Court Opinion

ID: 7995118
Source: CourtListenerOpinion
Date Created: 2022-09-09 01:35:53.914713+00
Date Added: 2024-06-11T16:35:31.150704
License: Public Domain

SMITH, C. J.
(dissenting).
I am of the opinion that the judgment of the court below should be affirmed.
I will assume, for the sake of the argument, that the verdict rests on the unsupported testimony of an accomplice, but it is “the province of the jury to determine what credit to give to the testimony of an accomplice, from his manner and general appearance upon the stand, and all other surrounding and attending circumstances, and it is the jury’s privilege, if they see proper, to believe him without corroboration.” Osborne v. State, 99 Miss. 410, 55 So. 52.
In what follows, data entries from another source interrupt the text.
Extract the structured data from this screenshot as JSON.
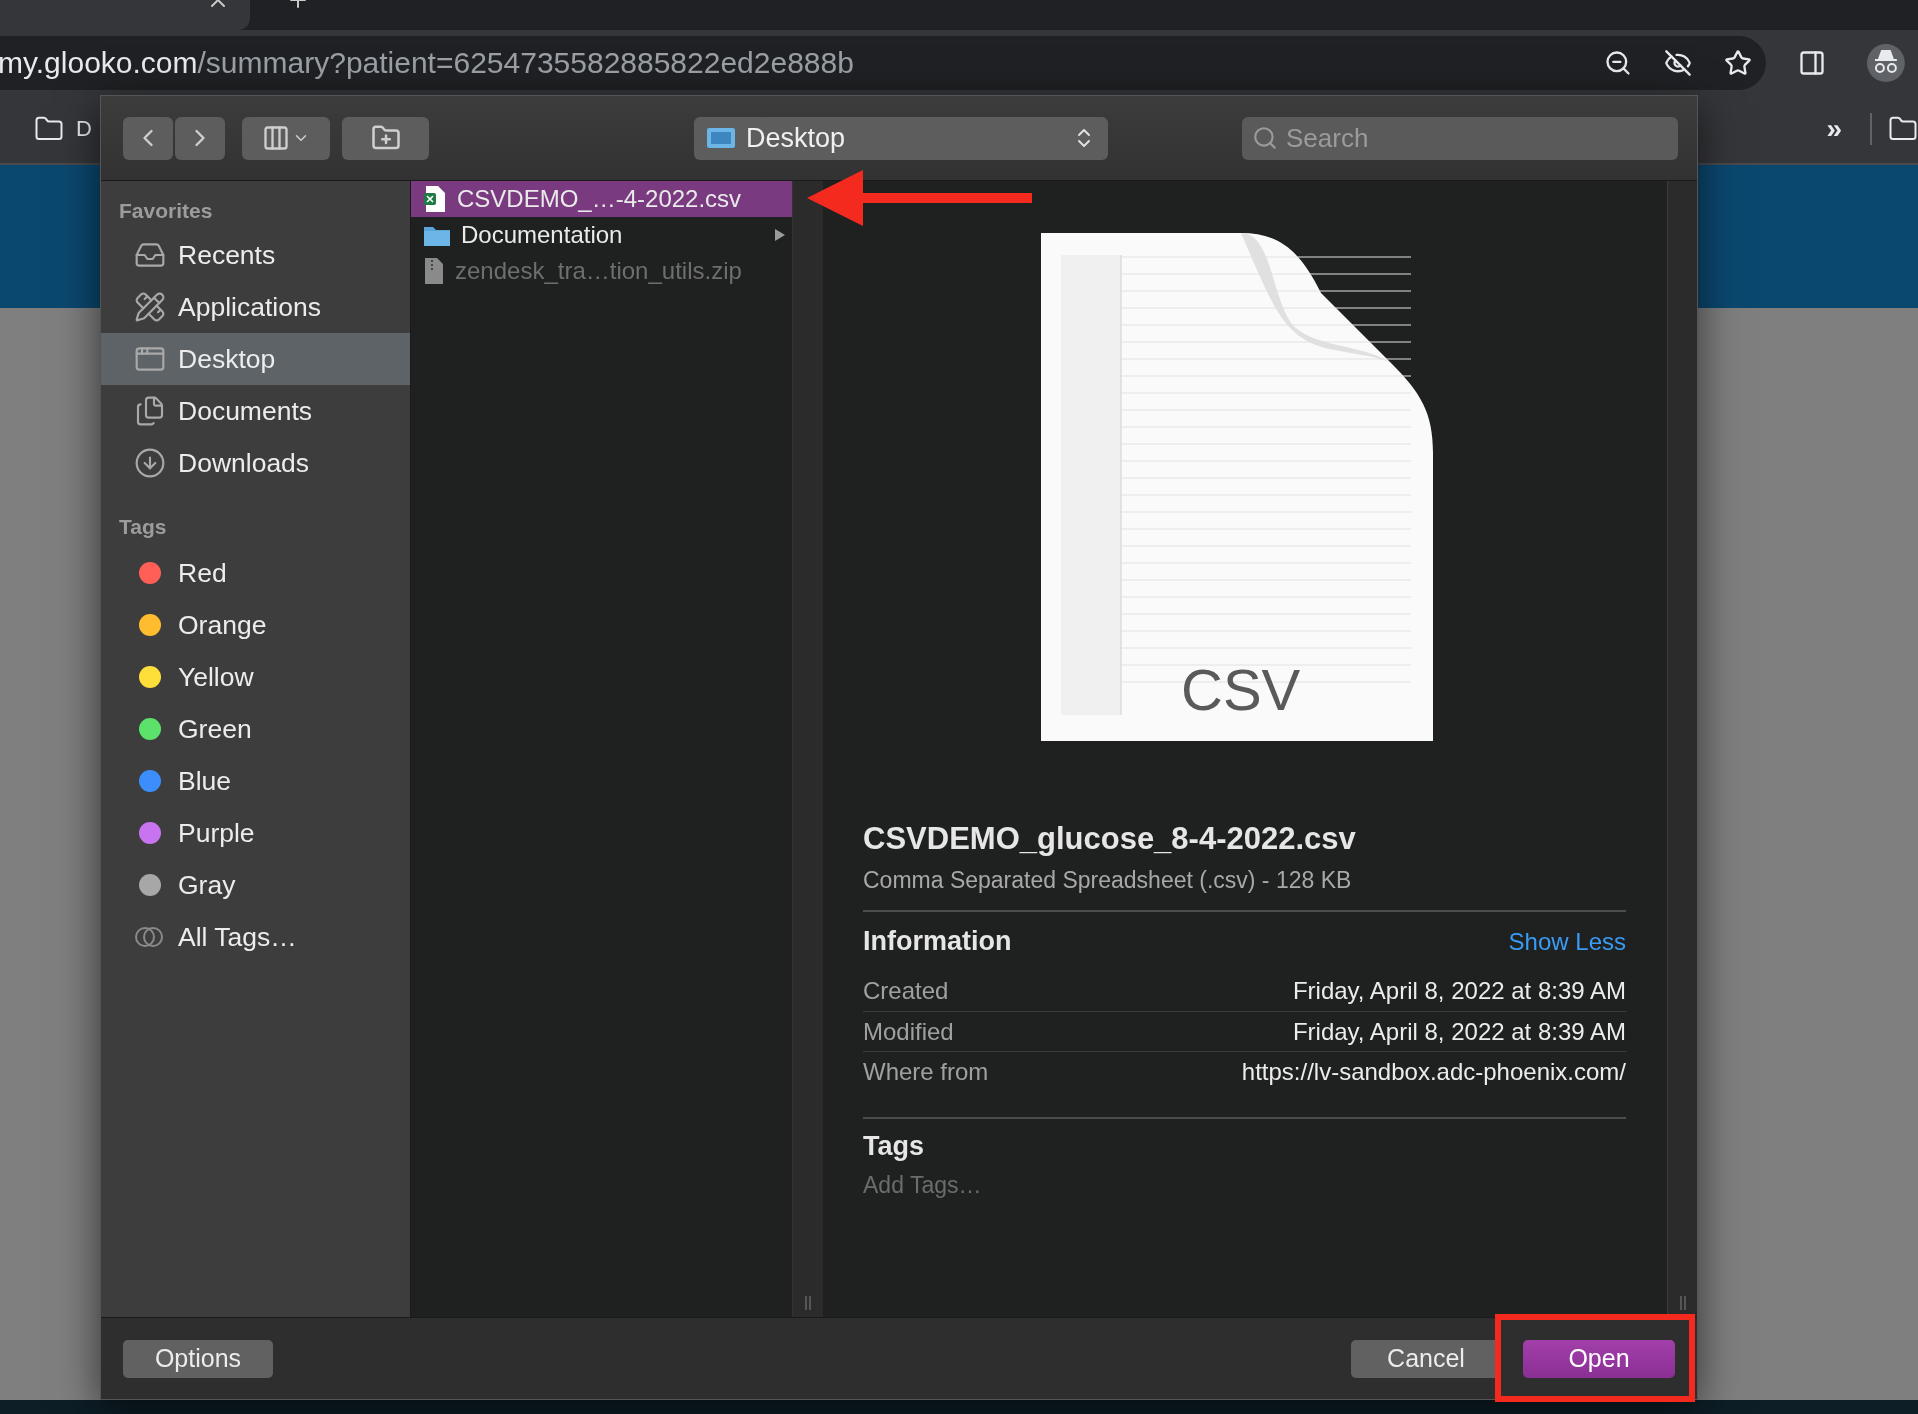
{
  "browser": {
    "url": {
      "host": "my.glooko.com",
      "path": "/summary?patient=6254735582885822ed2e888b"
    },
    "bookmarks": {
      "left_label": "D",
      "overflow": "»"
    }
  },
  "dialog": {
    "toolbar": {
      "location": "Desktop",
      "search": {
        "placeholder": "Search"
      }
    },
    "sidebar": {
      "sections": [
        {
          "title": "Favorites",
          "items": [
            {
              "label": "Recents",
              "kind": "recents",
              "selected": false
            },
            {
              "label": "Applications",
              "kind": "applications",
              "selected": false
            },
            {
              "label": "Desktop",
              "kind": "desktop",
              "selected": true
            },
            {
              "label": "Documents",
              "kind": "documents",
              "selected": false
            },
            {
              "label": "Downloads",
              "kind": "downloads",
              "selected": false
            }
          ]
        },
        {
          "title": "Tags",
          "items": [
            {
              "label": "Red",
              "kind": "tag",
              "color": "#ff5f57",
              "selected": false
            },
            {
              "label": "Orange",
              "kind": "tag",
              "color": "#febc2e",
              "selected": false
            },
            {
              "label": "Yellow",
              "kind": "tag",
              "color": "#fedf3a",
              "selected": false
            },
            {
              "label": "Green",
              "kind": "tag",
              "color": "#5ce26a",
              "selected": false
            },
            {
              "label": "Blue",
              "kind": "tag",
              "color": "#3b8efb",
              "selected": false
            },
            {
              "label": "Purple",
              "kind": "tag",
              "color": "#c873f0",
              "selected": false
            },
            {
              "label": "Gray",
              "kind": "tag",
              "color": "#a7a7a7",
              "selected": false
            },
            {
              "label": "All Tags…",
              "kind": "all_tags",
              "selected": false
            }
          ]
        }
      ]
    },
    "files": [
      {
        "name": "CSVDEMO_…-4-2022.csv",
        "kind": "spreadsheet",
        "selected": true,
        "disabled": false
      },
      {
        "name": "Documentation",
        "kind": "folder",
        "selected": false,
        "disabled": false
      },
      {
        "name": "zendesk_tra…tion_utils.zip",
        "kind": "zip",
        "selected": false,
        "disabled": true
      }
    ],
    "preview": {
      "thumbnail_label": "CSV",
      "title": "CSVDEMO_glucose_8-4-2022.csv",
      "subtitle": "Comma Separated Spreadsheet (.csv) - 128 KB",
      "info_heading": "Information",
      "info_toggle": "Show Less",
      "info_rows": [
        {
          "label": "Created",
          "value": "Friday, April 8, 2022 at 8:39 AM"
        },
        {
          "label": "Modified",
          "value": "Friday, April 8, 2022 at 8:39 AM"
        },
        {
          "label": "Where from",
          "value": "https://lv-sandbox.adc-phoenix.com/"
        }
      ],
      "tags_heading": "Tags",
      "tags_field": {
        "placeholder": "Add Tags…"
      }
    },
    "left_buttons": [
      {
        "label": "Options",
        "kind": "default"
      }
    ],
    "right_buttons": [
      {
        "label": "Cancel",
        "kind": "default"
      },
      {
        "label": "Open",
        "kind": "primary"
      }
    ]
  }
}
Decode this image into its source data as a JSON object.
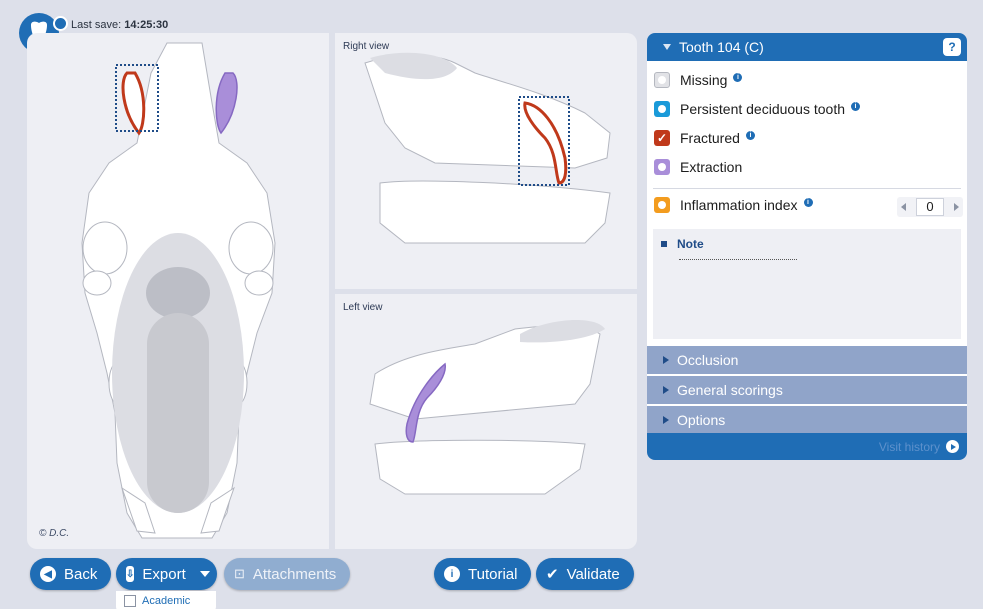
{
  "header": {
    "last_save_label": "Last save:",
    "last_save_time": "14:25:30"
  },
  "views": {
    "right_label": "Right view",
    "left_label": "Left view",
    "copyright": "© D.C."
  },
  "colors": {
    "primary": "#1f6db5",
    "fractured": "#c0391b",
    "extraction": "#a98ed9",
    "persistent": "#1a9ad9",
    "inflammation": "#f39c1e"
  },
  "buttons": {
    "back": "Back",
    "export": "Export",
    "attachments": "Attachments",
    "tutorial": "Tutorial",
    "validate": "Validate",
    "academic": "Academic"
  },
  "side": {
    "title": "Tooth 104 (C)",
    "help": "?",
    "options": [
      {
        "label": "Missing"
      },
      {
        "label": "Persistent deciduous tooth"
      },
      {
        "label": "Fractured",
        "checked": true
      },
      {
        "label": "Extraction"
      }
    ],
    "inflammation_label": "Inflammation index",
    "inflammation_value": "0",
    "note_title": "Note",
    "sections": [
      "Occlusion",
      "General scorings",
      "Options"
    ],
    "visit_history": "Visit history"
  }
}
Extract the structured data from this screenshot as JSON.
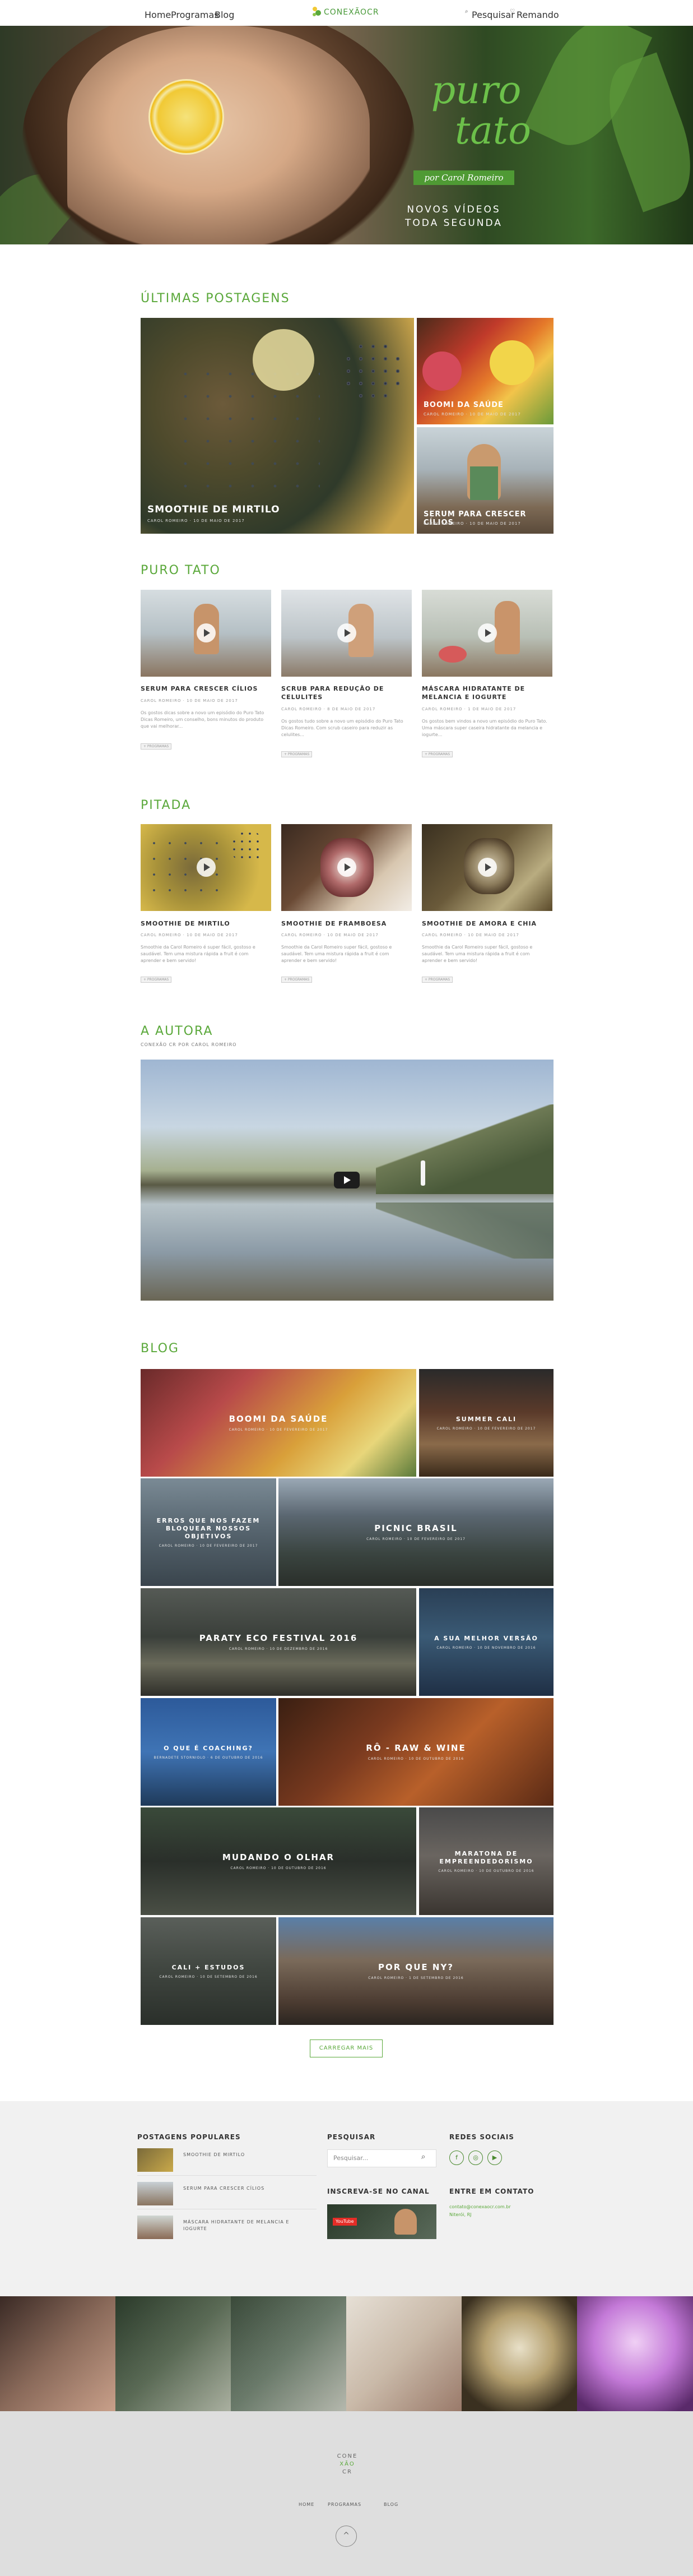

It is true that the testimony of an accomplice should be weighed by the jury with care and caution, but so should the testimony of all other witnesses. The only difference between the duty of the jury to weigh the evidence of an accomplice with care and caution and to so weigh the evidence of other witnesses is one of degree *308only, of which the jury alone is the judge. But it is said that “the witness not only is shown to be utterly unworthy of belief, but he is also shown to have no very high conception ■ of right and wrong, a very low and limited knowledge of the limits of right and wrong, and of the consequences that follow; ’ but these facts, if such they be, do not affect his competency, but go to his credibility only, as is admitted in the majority opinion, wherein it is said that:
“While Phillip O’Berry is a person of very low intelligence and understanding, under these cases he would be a competent witness, and his want of mental capacity to understand the results of false swearing and lack of knowledge as to the consequences of good and evil conduct go to his credibility only.”
It is true that the witness was without education and of limited knowledge, but his answers to the questions as to what he saw and heard when Mrs. Mardis was killed, which are too lengthy to be here set out, demonstrate that his ability to observe, remember, and narrate matters coming under his observation is about that of the average uneducated negro of his age. If he was a competent witness, and the court holds that he was, his credibility was for the determination of the jury, “the sole and exclusive judges of the weight of the evidence.” Miller v. State (Miss.), 35 So. 690, and whose province it is “to determine the result of conflicting testimony.” Alexander v. State (Miss.), 21 So. 923.
Of course, I recognize the rule that, where a verdict rests on the unsupported evidence of a witness whose conflicting statements demonstrate that he is unworthy of belief (Sykes v. State, 92 Miss. 247, 45 So. 838), or whose testimony sets forth a discredited and improbable story which is in conflict with the other evidence in the case (Dill v. State [Miss.], 38 So. 37; Hardy v. Masonic Benefit Association, 103 Miss. 108, 60 So. 48), the court may set aside a verdict resting thereon and grant the defendant a new trial, but such is not the case here. The *309appellants are either guilty; or the state’s witness was lying, and on the evidence it was for the jury to say which is the case.